Bu Ratih mendengarkan dengan tenang. “Itu wajar, Dit. Kamu manusia. Bukan simbol. Bukan penyelamat. Justru yang bikin forum kamu berarti adalah karena kamu juga sedang berjuang. Itu yang bikin kamu bisa ngerti orang lain.”
“Lalu kalau gue jatuh, siapa yang bantu gue?” suara Aditya nyaris pecah.
“Ada. Kami semua. Nenekmu. Teman-temanmu. Kamu nggak sendiri, Dit. Tapi kamu harus belajar minta tolong.”
Hari itu, Bu Ratih mengenalkan Aditya pada seorang konselor remaja, yang biasa membantu siswa dari sekolah lain dengan pendekatan empatik dan relaksasi. Pertemuan itu jadi awal baru.
Aditya sempat ragu. Tapi akhirnya dia mau bicara. Aku tahu karena ketika dia kembali ke kamar setelah sesi pertama, dia menulis di notes-nya:
“Ternyata menyembuhkan bukan soal cepat. Tapi soal jujur sama luka yang nggak kelihatan.”

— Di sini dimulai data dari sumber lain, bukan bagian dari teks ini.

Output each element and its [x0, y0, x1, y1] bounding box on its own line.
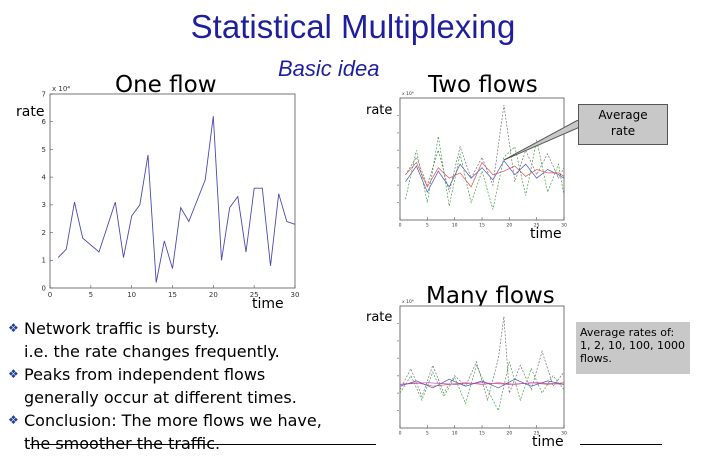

Forum online mereka sempat hening seminggu. Tapi akhirnya, Aditya kembali menulis.
“Buat lo yang ngerasa harus selalu kuat supaya nggak ngecewain orang lain... mungkin hari ini, lo perlu bilang ke diri sendiri: ‘Nggak apa-apa kalau gue juga butuh pelukan.’”

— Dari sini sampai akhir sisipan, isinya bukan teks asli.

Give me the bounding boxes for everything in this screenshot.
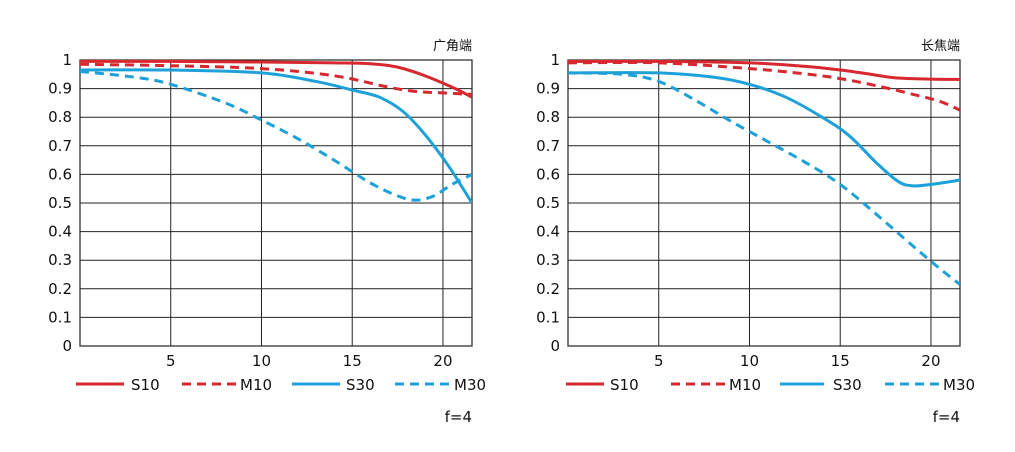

Tulisan itu jadi entri terbanyak yang dikomentari bulan itu. Banyak yang bilang merasa lega. Banyak juga yang akhirnya berani cerita soal tekanan jadi anak sulung, atau jadi ‘teman tempat curhat’ yang capek sendiri.
Dan Aditya mulai sadar. Bahwa perjuangan menemukan jati diri bukan berarti harus selalu tahu jawabannya. Kadang, cukup dengan berani bertanya, “Gue kenapa, ya?” itu pun sudah langkah besar.
Malam itu, dia membereskan isi tubuhku: laptop, buku catatan, air minum, dan satu benda baru—sebuah jurnal kecil. Dia menyelipkannya dengan hati-hati.
“Mulai sekarang, kita bawa ini juga, ya,” gumamnya sambil menepuk punggungku.
Aku bukan sekadar ransel lagi. Aku adalah ruang penyimpan luka, cerita, dan perjalanan sunyi anak laki-laki yang sedang belajar mengenal dirinya. Dan malam ini, untuk pertama kalinya dalam minggu yang berat, Aditya tidur lebih tenang.
Karena dia tahu: menjadi kuat bukan berarti tak pernah goyah. Tapi berani bilang, “Aku butuh waktu.”